O cordão é forrado a tecido e não se “enrola”, como aqueles cordões de telefone fixo que nos obrigam a brincar aos “piões” para o desembaraçar. Além disso, é amovível, logo pode ser substituído por um cordão de referência, se a sua filosofia audiófila for incompatível com “obstáculos” no caminho do sinal, como o referido “atendedor de chamadas” e respectivo potenciómetro de volume. A minha preferência vai sempre para a “linha recta” entre dois pontos. Há marcas famosas que oferecem cabos para auscultadores inclusivé em prata e ouro. Fica aqui a sugestão.
Mas o que mais me atraiu no “One” foi a empatia com o meu PC portátil, fiel companheiro de viagem, imprescindível instrumento de trabalho, que tem vindo a aumentar de peso, logo de potência, na razão directa do “peso” dos ficheiros de vídeo. Noite dentro, nos quartos de hotel ou no silêncio do lar, com a esposa a dormir, posso editar os meus videos registados com som directo, e publicá-los quase em tempo real no HIFICLUBE, sem a incomodar, porque a portabilidade do “One” está associada ao excelente isolamento acústico.
É verdade que um modelo intra-auricular também me garante o silêncio, mas fico tenso com aquelas coisas espetadas nos ouvidos e assim aguento menos tempo de “serviço”. Além de que os altifalantes tipo “supositório” auricular são pouco higiénicos, sobretudo quando se pretende partilhar sons e não fluidos...

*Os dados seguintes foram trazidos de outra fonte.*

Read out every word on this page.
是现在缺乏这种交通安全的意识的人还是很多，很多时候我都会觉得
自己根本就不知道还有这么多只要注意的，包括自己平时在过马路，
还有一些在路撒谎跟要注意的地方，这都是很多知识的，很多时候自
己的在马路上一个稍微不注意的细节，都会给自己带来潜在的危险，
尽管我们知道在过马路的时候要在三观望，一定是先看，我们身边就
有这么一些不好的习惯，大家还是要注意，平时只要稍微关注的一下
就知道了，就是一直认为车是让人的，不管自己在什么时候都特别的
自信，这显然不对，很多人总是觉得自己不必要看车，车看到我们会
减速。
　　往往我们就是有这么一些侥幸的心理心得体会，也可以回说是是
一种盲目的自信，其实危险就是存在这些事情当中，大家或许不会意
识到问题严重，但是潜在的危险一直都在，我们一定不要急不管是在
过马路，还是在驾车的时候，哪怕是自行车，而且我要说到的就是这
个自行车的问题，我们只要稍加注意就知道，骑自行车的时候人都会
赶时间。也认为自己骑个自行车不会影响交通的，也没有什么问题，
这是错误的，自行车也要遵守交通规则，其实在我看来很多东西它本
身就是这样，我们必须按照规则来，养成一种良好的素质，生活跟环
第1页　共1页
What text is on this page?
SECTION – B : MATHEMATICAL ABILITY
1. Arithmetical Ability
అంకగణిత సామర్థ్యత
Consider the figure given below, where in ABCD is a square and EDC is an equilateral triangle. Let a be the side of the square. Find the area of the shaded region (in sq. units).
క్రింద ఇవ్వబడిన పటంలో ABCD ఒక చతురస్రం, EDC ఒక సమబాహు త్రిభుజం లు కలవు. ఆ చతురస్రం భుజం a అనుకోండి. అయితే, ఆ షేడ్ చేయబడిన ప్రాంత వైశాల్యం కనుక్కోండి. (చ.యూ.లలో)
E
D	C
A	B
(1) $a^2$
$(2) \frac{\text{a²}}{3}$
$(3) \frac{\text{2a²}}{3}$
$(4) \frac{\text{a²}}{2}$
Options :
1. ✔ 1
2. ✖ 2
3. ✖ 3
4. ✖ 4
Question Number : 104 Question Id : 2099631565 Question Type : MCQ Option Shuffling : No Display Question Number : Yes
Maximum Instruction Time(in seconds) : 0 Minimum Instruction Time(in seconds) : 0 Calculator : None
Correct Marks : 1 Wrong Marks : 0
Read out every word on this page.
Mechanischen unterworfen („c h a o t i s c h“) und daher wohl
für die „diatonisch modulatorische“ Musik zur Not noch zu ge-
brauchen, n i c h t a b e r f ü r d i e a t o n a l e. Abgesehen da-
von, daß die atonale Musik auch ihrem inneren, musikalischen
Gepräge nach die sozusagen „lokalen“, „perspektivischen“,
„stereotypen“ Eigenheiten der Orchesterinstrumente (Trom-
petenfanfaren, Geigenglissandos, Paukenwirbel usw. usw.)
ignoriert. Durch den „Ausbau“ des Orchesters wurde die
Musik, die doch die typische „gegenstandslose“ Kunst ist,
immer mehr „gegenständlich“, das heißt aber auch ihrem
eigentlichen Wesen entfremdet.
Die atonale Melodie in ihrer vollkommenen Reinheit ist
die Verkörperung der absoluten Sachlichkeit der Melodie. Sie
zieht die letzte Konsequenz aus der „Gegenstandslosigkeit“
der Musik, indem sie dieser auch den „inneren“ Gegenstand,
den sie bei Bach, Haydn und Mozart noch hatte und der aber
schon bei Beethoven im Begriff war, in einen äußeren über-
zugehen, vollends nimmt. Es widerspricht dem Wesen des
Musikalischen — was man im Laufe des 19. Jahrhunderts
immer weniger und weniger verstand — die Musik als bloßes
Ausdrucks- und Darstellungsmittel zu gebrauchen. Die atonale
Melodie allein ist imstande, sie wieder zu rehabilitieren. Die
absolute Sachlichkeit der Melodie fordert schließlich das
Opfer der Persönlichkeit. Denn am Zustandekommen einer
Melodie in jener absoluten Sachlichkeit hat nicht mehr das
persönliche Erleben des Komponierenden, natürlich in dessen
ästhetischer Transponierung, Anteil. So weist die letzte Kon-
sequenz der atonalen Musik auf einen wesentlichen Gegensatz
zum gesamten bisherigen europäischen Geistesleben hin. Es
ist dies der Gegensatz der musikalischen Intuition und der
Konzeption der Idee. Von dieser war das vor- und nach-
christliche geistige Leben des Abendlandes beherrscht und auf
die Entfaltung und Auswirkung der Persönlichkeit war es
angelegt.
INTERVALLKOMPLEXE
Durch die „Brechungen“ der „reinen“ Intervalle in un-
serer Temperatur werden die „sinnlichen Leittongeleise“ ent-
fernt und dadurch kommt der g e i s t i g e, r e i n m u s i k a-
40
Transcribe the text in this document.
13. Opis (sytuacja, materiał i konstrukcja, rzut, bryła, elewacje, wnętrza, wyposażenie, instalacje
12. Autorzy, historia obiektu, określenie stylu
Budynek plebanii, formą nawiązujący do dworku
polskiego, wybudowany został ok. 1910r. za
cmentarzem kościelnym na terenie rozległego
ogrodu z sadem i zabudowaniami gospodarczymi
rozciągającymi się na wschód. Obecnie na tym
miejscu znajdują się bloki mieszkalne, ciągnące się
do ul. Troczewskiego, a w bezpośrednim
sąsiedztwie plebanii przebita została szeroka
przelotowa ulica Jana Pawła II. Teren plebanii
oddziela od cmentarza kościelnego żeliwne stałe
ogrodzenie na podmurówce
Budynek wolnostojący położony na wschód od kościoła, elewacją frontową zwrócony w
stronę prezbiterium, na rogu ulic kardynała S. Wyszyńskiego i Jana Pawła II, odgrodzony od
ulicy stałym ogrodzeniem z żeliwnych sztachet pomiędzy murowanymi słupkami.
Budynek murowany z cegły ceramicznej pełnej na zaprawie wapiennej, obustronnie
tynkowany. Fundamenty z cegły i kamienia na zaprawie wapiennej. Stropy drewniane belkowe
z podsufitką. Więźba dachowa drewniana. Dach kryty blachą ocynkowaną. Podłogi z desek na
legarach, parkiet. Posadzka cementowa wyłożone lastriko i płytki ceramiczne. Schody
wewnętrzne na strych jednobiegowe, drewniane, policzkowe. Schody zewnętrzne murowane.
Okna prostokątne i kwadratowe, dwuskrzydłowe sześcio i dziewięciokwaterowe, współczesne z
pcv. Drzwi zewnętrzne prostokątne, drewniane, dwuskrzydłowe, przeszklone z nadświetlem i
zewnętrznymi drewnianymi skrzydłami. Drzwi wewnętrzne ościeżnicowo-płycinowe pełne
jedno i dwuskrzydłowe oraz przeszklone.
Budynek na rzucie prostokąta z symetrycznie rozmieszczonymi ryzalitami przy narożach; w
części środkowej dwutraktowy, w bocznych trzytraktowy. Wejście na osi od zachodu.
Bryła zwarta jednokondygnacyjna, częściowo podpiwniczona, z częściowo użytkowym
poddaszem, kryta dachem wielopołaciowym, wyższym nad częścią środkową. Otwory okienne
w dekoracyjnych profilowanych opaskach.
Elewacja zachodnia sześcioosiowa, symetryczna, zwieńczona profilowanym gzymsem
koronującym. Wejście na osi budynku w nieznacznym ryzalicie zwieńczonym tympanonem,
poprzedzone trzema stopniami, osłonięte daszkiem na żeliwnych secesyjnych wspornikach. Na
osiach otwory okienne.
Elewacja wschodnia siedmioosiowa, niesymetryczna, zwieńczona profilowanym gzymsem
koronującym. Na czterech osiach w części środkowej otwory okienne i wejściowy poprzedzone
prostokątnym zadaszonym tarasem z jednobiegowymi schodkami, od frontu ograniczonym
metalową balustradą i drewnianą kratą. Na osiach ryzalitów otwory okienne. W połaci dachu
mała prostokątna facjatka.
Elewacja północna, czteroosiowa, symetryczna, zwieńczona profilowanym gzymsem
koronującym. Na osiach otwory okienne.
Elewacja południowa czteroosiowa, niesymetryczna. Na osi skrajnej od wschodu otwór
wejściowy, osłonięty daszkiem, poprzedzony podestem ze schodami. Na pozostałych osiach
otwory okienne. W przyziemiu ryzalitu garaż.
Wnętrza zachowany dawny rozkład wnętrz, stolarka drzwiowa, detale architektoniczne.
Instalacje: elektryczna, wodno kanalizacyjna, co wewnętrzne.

O “One” é leve e adapta-se perfeitamente à minha cabeça, com o “aperto” justo (em ambos os sentidos da palavra) aos meus ouvidos, por acção mecânica da estrutura pivotada em alumínio. Para pessoas com a cabeça avantajada, ou muito cabelo (o que manifestamente não é o meu caso...), convém ver se a carapuça lhes serve, porque a extensão da cabeceira ou arco de suporte é limitada. Do mesmo modo, quem tem orelhas grandes não as vai conseguir “envolver” pelo formato ovalizado dos auriculares – e lá se vai o isolamento acústico.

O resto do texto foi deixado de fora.